I was feeling embarrassed by my attempts to interact with the humans. But I got on swimmingly with the dogs—the bronze-colored, kiss-bestowing Cookie; the oddly brave two-pound Sailor; the calm, swanny Lucy; and the needy and frenetic Ellie Mae. I was happier with the dogs than with the humans, frankly. And that’s when it occurred to me: Hannah is a wallflower because I am a wallflower. It’s all my fault.
Suddenly, I heard someone say, “Who did that?” And I knew before I looked up from Sailor’s walnut-sized skull that it was Hannah. She had peed. This was, apparently, not good form—I should’ve had her go before she came in. I apologized as someone else cleaned it up because it was too toxic to wait. Minutes later, I chanced to tilt my face away from Cookie’s licking and spotted Hannah, in the center of the room, “doing her business.” Dear god. I ran over with a tissue and then wrapped the offending material in a plastic bag and then another plastic bag. If I could have deposited it in a metal canister and shipped it into space, I would have done so readily.
More apologies. Just as things seemed to even out, a chorus of barks was heard—one of them suspiciously familiar, like a human baby shrieking. I turned to see Hannah and Ellie May chomping at each other’s faces—a moment that would be highly dangerous between big dogs but with chihuahuas is like a little-girl slap fight. I picked Hannah up and asked the crowd, “Who started it? Who started it?” hoping against hope that it wasn’t my kid. “She’s never done that before,” I said, holding her in my arms and feeling her heart pound wildly. Poor thing. It was time to go.
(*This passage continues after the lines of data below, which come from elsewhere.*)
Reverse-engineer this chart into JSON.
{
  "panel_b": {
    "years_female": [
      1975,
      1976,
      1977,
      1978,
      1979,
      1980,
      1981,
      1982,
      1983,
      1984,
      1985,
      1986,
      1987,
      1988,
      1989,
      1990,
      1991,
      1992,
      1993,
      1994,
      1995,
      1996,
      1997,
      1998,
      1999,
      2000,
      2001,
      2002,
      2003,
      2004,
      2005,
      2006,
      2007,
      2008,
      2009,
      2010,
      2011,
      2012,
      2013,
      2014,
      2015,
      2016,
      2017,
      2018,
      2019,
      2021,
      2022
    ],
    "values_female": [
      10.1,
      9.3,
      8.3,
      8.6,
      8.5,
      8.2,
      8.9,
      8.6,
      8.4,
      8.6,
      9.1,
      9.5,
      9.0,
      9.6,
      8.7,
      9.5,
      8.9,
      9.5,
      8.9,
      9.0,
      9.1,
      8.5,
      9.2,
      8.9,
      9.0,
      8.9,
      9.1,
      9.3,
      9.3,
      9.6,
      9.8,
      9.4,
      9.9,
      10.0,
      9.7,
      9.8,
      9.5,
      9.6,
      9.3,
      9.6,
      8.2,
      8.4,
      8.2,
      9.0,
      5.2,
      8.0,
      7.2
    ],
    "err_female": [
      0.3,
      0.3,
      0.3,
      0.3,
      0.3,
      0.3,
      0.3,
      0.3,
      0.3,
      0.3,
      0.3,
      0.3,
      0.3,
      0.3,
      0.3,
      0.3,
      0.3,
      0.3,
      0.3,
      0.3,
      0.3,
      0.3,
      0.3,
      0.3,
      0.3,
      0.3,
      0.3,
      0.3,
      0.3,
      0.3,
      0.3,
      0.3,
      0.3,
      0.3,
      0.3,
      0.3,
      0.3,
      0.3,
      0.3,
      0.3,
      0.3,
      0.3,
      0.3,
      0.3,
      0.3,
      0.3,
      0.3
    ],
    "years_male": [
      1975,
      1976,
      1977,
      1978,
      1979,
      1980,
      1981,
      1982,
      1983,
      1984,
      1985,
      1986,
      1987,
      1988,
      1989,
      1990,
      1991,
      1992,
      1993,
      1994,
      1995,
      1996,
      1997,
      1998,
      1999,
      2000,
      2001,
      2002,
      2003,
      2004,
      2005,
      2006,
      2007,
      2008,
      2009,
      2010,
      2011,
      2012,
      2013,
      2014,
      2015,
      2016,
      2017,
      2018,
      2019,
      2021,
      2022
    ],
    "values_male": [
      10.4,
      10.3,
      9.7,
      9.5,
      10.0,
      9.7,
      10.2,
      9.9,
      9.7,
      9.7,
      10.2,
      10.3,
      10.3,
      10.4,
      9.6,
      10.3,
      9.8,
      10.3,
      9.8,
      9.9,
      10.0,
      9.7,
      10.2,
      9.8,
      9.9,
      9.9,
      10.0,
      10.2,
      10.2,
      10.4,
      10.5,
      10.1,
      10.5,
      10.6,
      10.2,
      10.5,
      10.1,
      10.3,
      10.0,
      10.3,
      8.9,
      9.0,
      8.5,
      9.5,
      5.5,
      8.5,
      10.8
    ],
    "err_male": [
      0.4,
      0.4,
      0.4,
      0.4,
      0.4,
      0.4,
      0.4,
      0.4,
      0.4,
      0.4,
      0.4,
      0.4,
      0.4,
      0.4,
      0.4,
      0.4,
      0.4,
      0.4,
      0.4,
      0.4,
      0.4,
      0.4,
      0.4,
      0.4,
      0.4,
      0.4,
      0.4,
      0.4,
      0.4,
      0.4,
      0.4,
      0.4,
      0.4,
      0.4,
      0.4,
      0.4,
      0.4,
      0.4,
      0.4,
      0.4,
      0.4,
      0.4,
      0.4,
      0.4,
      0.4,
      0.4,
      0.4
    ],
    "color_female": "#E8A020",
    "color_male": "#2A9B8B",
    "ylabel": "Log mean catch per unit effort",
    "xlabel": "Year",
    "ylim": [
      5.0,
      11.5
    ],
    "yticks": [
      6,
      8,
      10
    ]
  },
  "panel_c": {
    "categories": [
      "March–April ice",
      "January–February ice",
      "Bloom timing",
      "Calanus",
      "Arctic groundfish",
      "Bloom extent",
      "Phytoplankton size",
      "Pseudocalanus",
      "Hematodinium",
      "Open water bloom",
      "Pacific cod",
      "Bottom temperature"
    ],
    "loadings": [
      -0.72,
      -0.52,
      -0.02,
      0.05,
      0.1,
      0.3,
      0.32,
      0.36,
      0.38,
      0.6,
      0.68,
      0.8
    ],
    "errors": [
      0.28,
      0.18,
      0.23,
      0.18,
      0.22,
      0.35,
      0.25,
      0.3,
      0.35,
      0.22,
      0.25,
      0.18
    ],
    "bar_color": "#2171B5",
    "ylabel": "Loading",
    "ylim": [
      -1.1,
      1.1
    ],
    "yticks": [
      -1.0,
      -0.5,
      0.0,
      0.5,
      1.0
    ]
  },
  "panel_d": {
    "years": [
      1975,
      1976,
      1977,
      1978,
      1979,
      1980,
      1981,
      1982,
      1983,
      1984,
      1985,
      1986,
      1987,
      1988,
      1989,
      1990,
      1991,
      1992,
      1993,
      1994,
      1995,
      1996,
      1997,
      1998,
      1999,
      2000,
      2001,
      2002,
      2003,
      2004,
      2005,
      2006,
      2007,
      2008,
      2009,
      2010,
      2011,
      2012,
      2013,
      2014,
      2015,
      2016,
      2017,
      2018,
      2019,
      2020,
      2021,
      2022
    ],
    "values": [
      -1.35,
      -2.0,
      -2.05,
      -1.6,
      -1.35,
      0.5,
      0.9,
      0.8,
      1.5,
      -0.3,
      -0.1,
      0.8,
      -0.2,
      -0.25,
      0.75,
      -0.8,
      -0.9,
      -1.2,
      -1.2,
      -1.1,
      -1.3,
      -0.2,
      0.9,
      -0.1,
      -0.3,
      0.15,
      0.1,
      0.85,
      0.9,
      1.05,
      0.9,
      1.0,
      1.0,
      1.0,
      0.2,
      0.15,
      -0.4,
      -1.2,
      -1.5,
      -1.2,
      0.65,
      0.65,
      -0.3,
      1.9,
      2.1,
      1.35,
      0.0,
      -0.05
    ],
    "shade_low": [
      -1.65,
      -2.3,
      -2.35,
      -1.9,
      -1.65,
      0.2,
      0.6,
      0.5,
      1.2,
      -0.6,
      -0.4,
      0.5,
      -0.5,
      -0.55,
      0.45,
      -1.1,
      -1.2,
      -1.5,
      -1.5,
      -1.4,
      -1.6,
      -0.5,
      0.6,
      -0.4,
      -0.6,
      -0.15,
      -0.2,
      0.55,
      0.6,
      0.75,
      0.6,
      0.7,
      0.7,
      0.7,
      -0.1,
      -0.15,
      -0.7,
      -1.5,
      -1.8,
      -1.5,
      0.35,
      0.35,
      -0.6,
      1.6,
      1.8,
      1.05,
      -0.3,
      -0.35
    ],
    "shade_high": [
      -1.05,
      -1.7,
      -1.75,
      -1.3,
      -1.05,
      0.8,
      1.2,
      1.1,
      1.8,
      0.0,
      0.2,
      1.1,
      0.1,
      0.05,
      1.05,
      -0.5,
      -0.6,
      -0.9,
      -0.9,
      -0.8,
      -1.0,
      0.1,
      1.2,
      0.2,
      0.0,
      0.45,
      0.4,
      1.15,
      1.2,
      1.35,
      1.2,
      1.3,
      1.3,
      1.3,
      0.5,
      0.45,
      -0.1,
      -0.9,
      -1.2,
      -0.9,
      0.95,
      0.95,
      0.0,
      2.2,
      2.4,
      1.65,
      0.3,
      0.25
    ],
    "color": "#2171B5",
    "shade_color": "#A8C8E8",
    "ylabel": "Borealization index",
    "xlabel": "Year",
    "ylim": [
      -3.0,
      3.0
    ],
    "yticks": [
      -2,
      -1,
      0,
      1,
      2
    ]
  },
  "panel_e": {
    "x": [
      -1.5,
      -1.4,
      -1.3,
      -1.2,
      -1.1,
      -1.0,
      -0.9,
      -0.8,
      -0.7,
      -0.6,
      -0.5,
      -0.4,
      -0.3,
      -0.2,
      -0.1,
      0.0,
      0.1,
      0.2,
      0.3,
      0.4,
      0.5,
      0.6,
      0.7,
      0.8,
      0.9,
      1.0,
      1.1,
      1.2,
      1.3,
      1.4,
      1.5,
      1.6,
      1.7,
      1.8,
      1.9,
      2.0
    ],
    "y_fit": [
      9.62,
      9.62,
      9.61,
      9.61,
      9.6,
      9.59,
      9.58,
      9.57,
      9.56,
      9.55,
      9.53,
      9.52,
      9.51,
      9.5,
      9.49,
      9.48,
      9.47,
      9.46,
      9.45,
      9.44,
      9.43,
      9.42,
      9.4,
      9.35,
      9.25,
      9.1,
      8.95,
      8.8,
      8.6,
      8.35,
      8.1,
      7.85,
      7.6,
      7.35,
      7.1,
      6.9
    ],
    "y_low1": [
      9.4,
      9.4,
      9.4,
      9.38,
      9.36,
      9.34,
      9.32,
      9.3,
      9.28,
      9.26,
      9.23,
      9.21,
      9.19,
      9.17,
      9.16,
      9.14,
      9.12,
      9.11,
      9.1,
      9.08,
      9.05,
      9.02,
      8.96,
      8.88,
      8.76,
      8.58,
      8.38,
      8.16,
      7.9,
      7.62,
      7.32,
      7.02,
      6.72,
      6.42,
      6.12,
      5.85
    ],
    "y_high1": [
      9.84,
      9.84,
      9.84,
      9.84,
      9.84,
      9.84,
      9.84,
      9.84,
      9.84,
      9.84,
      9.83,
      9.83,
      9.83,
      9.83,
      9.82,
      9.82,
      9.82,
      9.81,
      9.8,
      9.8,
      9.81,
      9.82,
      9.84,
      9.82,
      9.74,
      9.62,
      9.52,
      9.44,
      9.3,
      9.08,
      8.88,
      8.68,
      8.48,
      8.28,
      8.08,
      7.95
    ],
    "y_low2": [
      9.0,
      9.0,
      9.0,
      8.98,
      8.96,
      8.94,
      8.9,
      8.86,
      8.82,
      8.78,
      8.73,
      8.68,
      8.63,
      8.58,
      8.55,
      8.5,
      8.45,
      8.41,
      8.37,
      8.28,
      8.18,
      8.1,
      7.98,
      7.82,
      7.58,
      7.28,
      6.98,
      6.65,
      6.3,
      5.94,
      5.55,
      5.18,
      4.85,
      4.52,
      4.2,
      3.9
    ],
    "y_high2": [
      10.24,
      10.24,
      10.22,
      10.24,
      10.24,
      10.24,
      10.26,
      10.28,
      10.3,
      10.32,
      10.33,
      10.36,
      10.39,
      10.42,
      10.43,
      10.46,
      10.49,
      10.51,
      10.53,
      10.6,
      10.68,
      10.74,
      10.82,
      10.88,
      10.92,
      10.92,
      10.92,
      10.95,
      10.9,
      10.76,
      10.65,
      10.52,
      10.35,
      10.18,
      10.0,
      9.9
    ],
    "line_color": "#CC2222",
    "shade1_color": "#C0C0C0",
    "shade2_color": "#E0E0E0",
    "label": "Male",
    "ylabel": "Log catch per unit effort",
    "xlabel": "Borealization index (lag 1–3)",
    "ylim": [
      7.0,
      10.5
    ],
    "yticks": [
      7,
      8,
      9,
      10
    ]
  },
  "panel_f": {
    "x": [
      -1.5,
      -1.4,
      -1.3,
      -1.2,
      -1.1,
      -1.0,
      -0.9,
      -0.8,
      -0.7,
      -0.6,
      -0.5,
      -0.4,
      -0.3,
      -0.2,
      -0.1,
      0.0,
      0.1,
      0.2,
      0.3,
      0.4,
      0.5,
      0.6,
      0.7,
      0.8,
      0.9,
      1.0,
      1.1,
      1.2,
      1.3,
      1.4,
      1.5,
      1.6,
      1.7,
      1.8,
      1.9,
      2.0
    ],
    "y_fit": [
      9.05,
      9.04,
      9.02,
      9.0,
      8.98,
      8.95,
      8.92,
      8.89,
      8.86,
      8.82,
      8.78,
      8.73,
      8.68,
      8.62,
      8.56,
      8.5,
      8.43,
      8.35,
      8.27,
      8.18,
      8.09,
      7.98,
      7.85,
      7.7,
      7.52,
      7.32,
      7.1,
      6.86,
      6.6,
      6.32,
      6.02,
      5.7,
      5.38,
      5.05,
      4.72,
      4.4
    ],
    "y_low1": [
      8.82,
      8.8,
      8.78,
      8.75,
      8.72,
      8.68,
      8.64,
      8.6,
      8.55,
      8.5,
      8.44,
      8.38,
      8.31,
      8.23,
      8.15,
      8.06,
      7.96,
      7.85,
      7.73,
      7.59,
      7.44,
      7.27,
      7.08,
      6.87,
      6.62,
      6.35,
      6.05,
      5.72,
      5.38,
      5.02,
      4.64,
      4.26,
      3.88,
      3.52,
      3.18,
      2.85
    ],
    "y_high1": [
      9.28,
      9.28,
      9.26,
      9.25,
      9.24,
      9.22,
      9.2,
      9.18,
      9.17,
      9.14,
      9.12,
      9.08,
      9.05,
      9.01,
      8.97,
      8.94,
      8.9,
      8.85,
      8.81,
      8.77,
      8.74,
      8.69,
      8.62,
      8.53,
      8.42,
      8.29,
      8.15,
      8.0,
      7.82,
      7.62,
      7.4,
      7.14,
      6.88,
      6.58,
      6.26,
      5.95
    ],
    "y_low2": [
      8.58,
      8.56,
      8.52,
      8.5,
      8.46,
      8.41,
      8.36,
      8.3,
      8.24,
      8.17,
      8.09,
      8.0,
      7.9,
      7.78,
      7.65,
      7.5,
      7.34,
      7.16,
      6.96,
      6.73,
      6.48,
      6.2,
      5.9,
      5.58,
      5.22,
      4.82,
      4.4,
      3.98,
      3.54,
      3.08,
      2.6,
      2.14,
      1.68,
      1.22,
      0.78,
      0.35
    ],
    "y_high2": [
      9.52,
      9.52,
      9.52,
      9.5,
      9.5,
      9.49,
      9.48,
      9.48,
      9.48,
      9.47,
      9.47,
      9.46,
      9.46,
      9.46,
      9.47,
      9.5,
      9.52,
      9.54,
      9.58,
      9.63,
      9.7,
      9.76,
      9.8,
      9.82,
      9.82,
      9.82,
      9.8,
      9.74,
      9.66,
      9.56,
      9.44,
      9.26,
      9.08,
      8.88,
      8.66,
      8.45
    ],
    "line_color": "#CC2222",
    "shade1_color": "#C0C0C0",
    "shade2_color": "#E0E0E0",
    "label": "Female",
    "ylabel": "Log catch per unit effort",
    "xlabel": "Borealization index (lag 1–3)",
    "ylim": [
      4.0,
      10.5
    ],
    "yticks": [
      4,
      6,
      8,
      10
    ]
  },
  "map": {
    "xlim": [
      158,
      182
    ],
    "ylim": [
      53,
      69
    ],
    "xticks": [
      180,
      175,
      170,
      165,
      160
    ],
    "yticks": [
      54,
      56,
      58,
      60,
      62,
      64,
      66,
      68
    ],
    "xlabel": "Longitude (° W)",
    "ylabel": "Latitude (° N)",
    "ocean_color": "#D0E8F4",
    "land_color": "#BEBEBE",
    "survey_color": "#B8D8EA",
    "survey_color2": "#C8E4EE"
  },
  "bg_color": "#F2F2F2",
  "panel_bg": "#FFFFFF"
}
On our way home to comfort and safety—the trash and mayhem of Philadelphia—Hannah thrust her head out the window and let the wind blow her ears. To me, she seemed triumphant. So what if she wasn’t the belle of the ball. She survived! Tail wagging, she zoomed upstairs and into the safety of our apartment with a happy bounce—that is, until she saw the woolen throw pillow. Then life, with all its troubles, began again.